I wish I could say that Im astonished in this day in age that someone would let their teenager smoke in the house, but maybe Im just out of sync with the times. But I guess it isnt exactly a new trend though, because my mother let us smoke in the house as teenagers, and now both my sister and I are still chain smokers to this day. Lately Ive been fighting with my 9 year old to get her to stop sneaking around and smoking cigarettes behind my back. Its been a battle for every inch, because its almost like shes trying to become a smoker just like me, which I cant stand. I can only imagine how hard thatd be with a 13 year old, probably makes a parent just want to give up. I cant believe Id say it, but Im about ready to throw in the towel on that issue myself. I guess kids are just going to smoke if they want to smoke, and theres not much we can ever do about it.
theres probably not alot you can do as the boyfriend. my stepdad let me start smoking at home when I was about that age, maybe 11 or 12, he even gave me cigarettes which probably why I got addicted so young. even though my mom also smoked it still made her mad at first, but even when we fought about it it still didnt stop me from smoking.
even when she divorcd my stepdad when I was 14 and started dating other guys, but none of my moms boyfriends could ever tell me what to do. one of them even tried to tell me I shouldnt be smoking and partying so young but I just ignored him.
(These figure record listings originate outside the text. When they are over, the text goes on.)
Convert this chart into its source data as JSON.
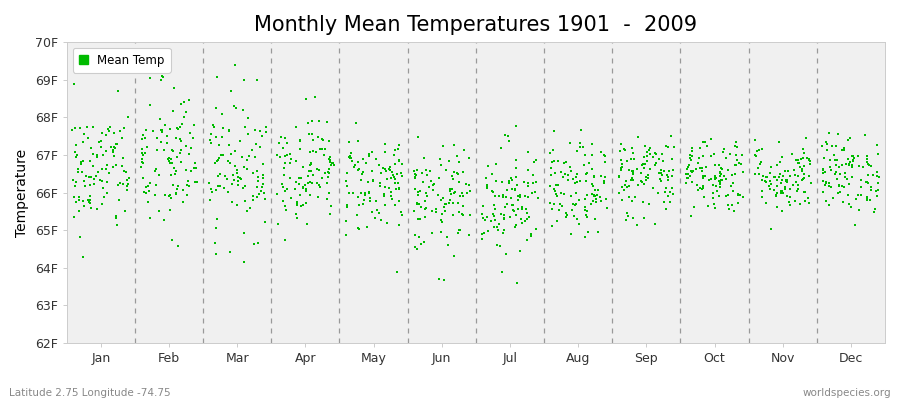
{
  "title": "Monthly Mean Temperatures 1901  -  2009",
  "ylabel": "Temperature",
  "xlabel_labels": [
    "Jan",
    "Feb",
    "Mar",
    "Apr",
    "May",
    "Jun",
    "Jul",
    "Aug",
    "Sep",
    "Oct",
    "Nov",
    "Dec"
  ],
  "ylim": [
    62,
    70
  ],
  "yticks": [
    62,
    63,
    64,
    65,
    66,
    67,
    68,
    69,
    70
  ],
  "ytick_labels": [
    "62F",
    "63F",
    "64F",
    "65F",
    "66F",
    "67F",
    "68F",
    "69F",
    "70F"
  ],
  "marker_color": "#00bb00",
  "background_color": "#f0f0f0",
  "title_fontsize": 15,
  "axis_label_fontsize": 10,
  "tick_fontsize": 9,
  "legend_label": "Mean Temp",
  "footer_left": "Latitude 2.75 Longitude -74.75",
  "footer_right": "worldspecies.org",
  "num_years": 109,
  "seed": 42,
  "mean_temps": [
    66.55,
    66.8,
    66.75,
    66.65,
    66.25,
    65.75,
    65.85,
    66.05,
    66.45,
    66.5,
    66.4,
    66.5
  ],
  "std_temps": [
    0.85,
    1.05,
    0.95,
    0.72,
    0.68,
    0.72,
    0.78,
    0.62,
    0.58,
    0.52,
    0.48,
    0.52
  ],
  "dashed_line_color": "#999999",
  "spine_color": "#cccccc",
  "fig_width": 9.0,
  "fig_height": 4.0,
  "dpi": 100
}
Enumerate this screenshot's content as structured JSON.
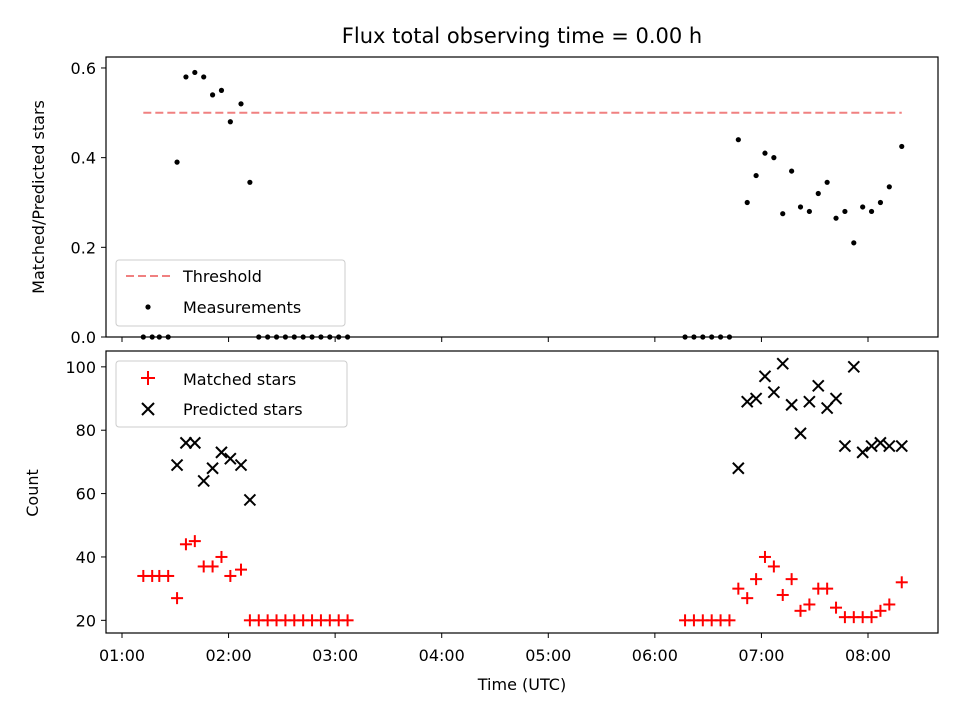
{
  "chart_data": [
    {
      "type": "scatter",
      "title": "Flux total observing time = 0.00 h",
      "xlabel": "",
      "ylabel": "Matched/Predicted stars",
      "xlim": [
        "01:00",
        "08:40"
      ],
      "ylim": [
        0,
        0.62
      ],
      "yticks": [
        0.0,
        0.2,
        0.4,
        0.6
      ],
      "ytick_labels": [
        "0.0",
        "0.2",
        "0.4",
        "0.6"
      ],
      "legend_position": "lower-left",
      "threshold": {
        "name": "Threshold",
        "value": 0.5,
        "x_range": [
          "01:12",
          "08:19"
        ],
        "color": "#f08080",
        "style": "dashed"
      },
      "series": [
        {
          "name": "Measurements",
          "color": "#000000",
          "points": [
            [
              "01:12",
              0.0
            ],
            [
              "01:17",
              0.0
            ],
            [
              "01:21",
              0.0
            ],
            [
              "01:26",
              0.0
            ],
            [
              "01:31",
              0.39
            ],
            [
              "01:36",
              0.58
            ],
            [
              "01:41",
              0.59
            ],
            [
              "01:46",
              0.58
            ],
            [
              "01:51",
              0.54
            ],
            [
              "01:56",
              0.55
            ],
            [
              "02:01",
              0.48
            ],
            [
              "02:07",
              0.52
            ],
            [
              "02:12",
              0.345
            ],
            [
              "02:17",
              0.0
            ],
            [
              "02:22",
              0.0
            ],
            [
              "02:27",
              0.0
            ],
            [
              "02:32",
              0.0
            ],
            [
              "02:37",
              0.0
            ],
            [
              "02:42",
              0.0
            ],
            [
              "02:47",
              0.0
            ],
            [
              "02:52",
              0.0
            ],
            [
              "02:57",
              0.0
            ],
            [
              "03:02",
              0.0
            ],
            [
              "03:07",
              0.0
            ],
            [
              "06:17",
              0.0
            ],
            [
              "06:22",
              0.0
            ],
            [
              "06:27",
              0.0
            ],
            [
              "06:32",
              0.0
            ],
            [
              "06:37",
              0.0
            ],
            [
              "06:42",
              0.0
            ],
            [
              "06:47",
              0.44
            ],
            [
              "06:52",
              0.3
            ],
            [
              "06:57",
              0.36
            ],
            [
              "07:02",
              0.41
            ],
            [
              "07:07",
              0.4
            ],
            [
              "07:12",
              0.275
            ],
            [
              "07:17",
              0.37
            ],
            [
              "07:22",
              0.29
            ],
            [
              "07:27",
              0.28
            ],
            [
              "07:32",
              0.32
            ],
            [
              "07:37",
              0.345
            ],
            [
              "07:42",
              0.265
            ],
            [
              "07:47",
              0.28
            ],
            [
              "07:52",
              0.21
            ],
            [
              "07:57",
              0.29
            ],
            [
              "08:02",
              0.28
            ],
            [
              "08:07",
              0.3
            ],
            [
              "08:12",
              0.335
            ],
            [
              "08:19",
              0.425
            ]
          ]
        }
      ]
    },
    {
      "type": "scatter",
      "title": "",
      "xlabel": "Time (UTC)",
      "ylabel": "Count",
      "xlim": [
        "01:00",
        "08:40"
      ],
      "ylim": [
        16,
        105
      ],
      "xticks": [
        "01:00",
        "02:00",
        "03:00",
        "04:00",
        "05:00",
        "06:00",
        "07:00",
        "08:00"
      ],
      "yticks": [
        20,
        40,
        60,
        80,
        100
      ],
      "ytick_labels": [
        "20",
        "40",
        "60",
        "80",
        "100"
      ],
      "legend_position": "upper-left",
      "series": [
        {
          "name": "Matched stars",
          "marker": "plus",
          "color": "#ff0000",
          "points": [
            [
              "01:12",
              34
            ],
            [
              "01:17",
              34
            ],
            [
              "01:21",
              34
            ],
            [
              "01:26",
              34
            ],
            [
              "01:31",
              27
            ],
            [
              "01:36",
              44
            ],
            [
              "01:41",
              45
            ],
            [
              "01:46",
              37
            ],
            [
              "01:51",
              37
            ],
            [
              "01:56",
              40
            ],
            [
              "02:01",
              34
            ],
            [
              "02:07",
              36
            ],
            [
              "02:12",
              20
            ],
            [
              "02:17",
              20
            ],
            [
              "02:22",
              20
            ],
            [
              "02:27",
              20
            ],
            [
              "02:32",
              20
            ],
            [
              "02:37",
              20
            ],
            [
              "02:42",
              20
            ],
            [
              "02:47",
              20
            ],
            [
              "02:52",
              20
            ],
            [
              "02:57",
              20
            ],
            [
              "03:02",
              20
            ],
            [
              "03:07",
              20
            ],
            [
              "06:17",
              20
            ],
            [
              "06:22",
              20
            ],
            [
              "06:27",
              20
            ],
            [
              "06:32",
              20
            ],
            [
              "06:37",
              20
            ],
            [
              "06:42",
              20
            ],
            [
              "06:47",
              30
            ],
            [
              "06:52",
              27
            ],
            [
              "06:57",
              33
            ],
            [
              "07:02",
              40
            ],
            [
              "07:07",
              37
            ],
            [
              "07:12",
              28
            ],
            [
              "07:17",
              33
            ],
            [
              "07:22",
              23
            ],
            [
              "07:27",
              25
            ],
            [
              "07:32",
              30
            ],
            [
              "07:37",
              30
            ],
            [
              "07:42",
              24
            ],
            [
              "07:47",
              21
            ],
            [
              "07:52",
              21
            ],
            [
              "07:57",
              21
            ],
            [
              "08:02",
              21
            ],
            [
              "08:07",
              23
            ],
            [
              "08:12",
              25
            ],
            [
              "08:19",
              32
            ]
          ]
        },
        {
          "name": "Predicted stars",
          "marker": "x",
          "color": "#000000",
          "points": [
            [
              "01:31",
              69
            ],
            [
              "01:36",
              76
            ],
            [
              "01:41",
              76
            ],
            [
              "01:46",
              64
            ],
            [
              "01:51",
              68
            ],
            [
              "01:56",
              73
            ],
            [
              "02:01",
              71
            ],
            [
              "02:07",
              69
            ],
            [
              "02:12",
              58
            ],
            [
              "06:47",
              68
            ],
            [
              "06:52",
              89
            ],
            [
              "06:57",
              90
            ],
            [
              "07:02",
              97
            ],
            [
              "07:07",
              92
            ],
            [
              "07:12",
              101
            ],
            [
              "07:17",
              88
            ],
            [
              "07:22",
              79
            ],
            [
              "07:27",
              89
            ],
            [
              "07:32",
              94
            ],
            [
              "07:37",
              87
            ],
            [
              "07:42",
              90
            ],
            [
              "07:47",
              75
            ],
            [
              "07:52",
              100
            ],
            [
              "07:57",
              73
            ],
            [
              "08:02",
              75
            ],
            [
              "08:07",
              76
            ],
            [
              "08:12",
              75
            ],
            [
              "08:19",
              75
            ]
          ]
        }
      ]
    }
  ]
}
I figured hed just be gone in a few months. he was. But its maybe ok if youll feel better about telling her youre worried about her and just want to be sure shes ok, that will sound sweet (maybe) and not preachy.
yea, i agree with allmymarbles, you should totally stay out of it. maybe if you were her actual step father, and youd like been her stepfather since before she started smoking then itd be different.
also just because she lets her teenage daughter smoke dont mean shes a bad mom. its good you can see the rest of her qualities, so try not to get too hung up on it. my mom also let me smoke at the house growing up and was way worse about it, like she gave me my first cigarette when i was about 9 years old and it wasnt long after that before I started becoming a regular smoker. im pretty sure i got like a carton of cigarettes for christmas when i was 12. maybe she thought she was being a cool mom or something letting me smoke when i was so young. i dunno, but i can say that she wasnt the only mom in our trailer park who let their teenager smoke.
looking back on it it was probably like a bad idea for my mom to buy me all those cartons of cigarettes when i was growing up, but i prolly was going to be a smoker anyways so maybe it didnt matter. i really cant blame my mom for it, afterall she was just doing something that i really wanted anyway. its probably the same deal with your girlfriends situation with her daughter; if the daughter really wants to smoke then maybe the mom just figured shed pass on this fight and save it up for when she really had to lay down the law when it really counted. cant say i completely agree with that thinking, but i can say that i do understand it. either way, unless its like virtual criminal activity, how she parents her child is not necessarily your business, so you may just not go out of your way to bring the issue up.
I guess it is wisest to stay out of it. Although smoking at that age is particularly bad, both you and your girlfriend smoke, so it is difficult for either of you to advise or restrict the girl's habit. It is strange, though. My father was a heavy smoker, but none of my brothers or sisters, or I, smoked when we were young. This did not seem odd to me. It was just the way it was. Adults smoked. Children didn't. I wonder why your girlfriend didn't take that tack.
I remember once, when I was chaperoning a school dance, that someone took issue with me for smoking. She said the children weren't allowed to, so I shouldn't. I said I wasn't a child. I also noted that were children to be equated with adults then perhaps I should be seeking a sexual partner for my pubescent daughter, or give up sleeping with my husband. That stopped the conversation right there.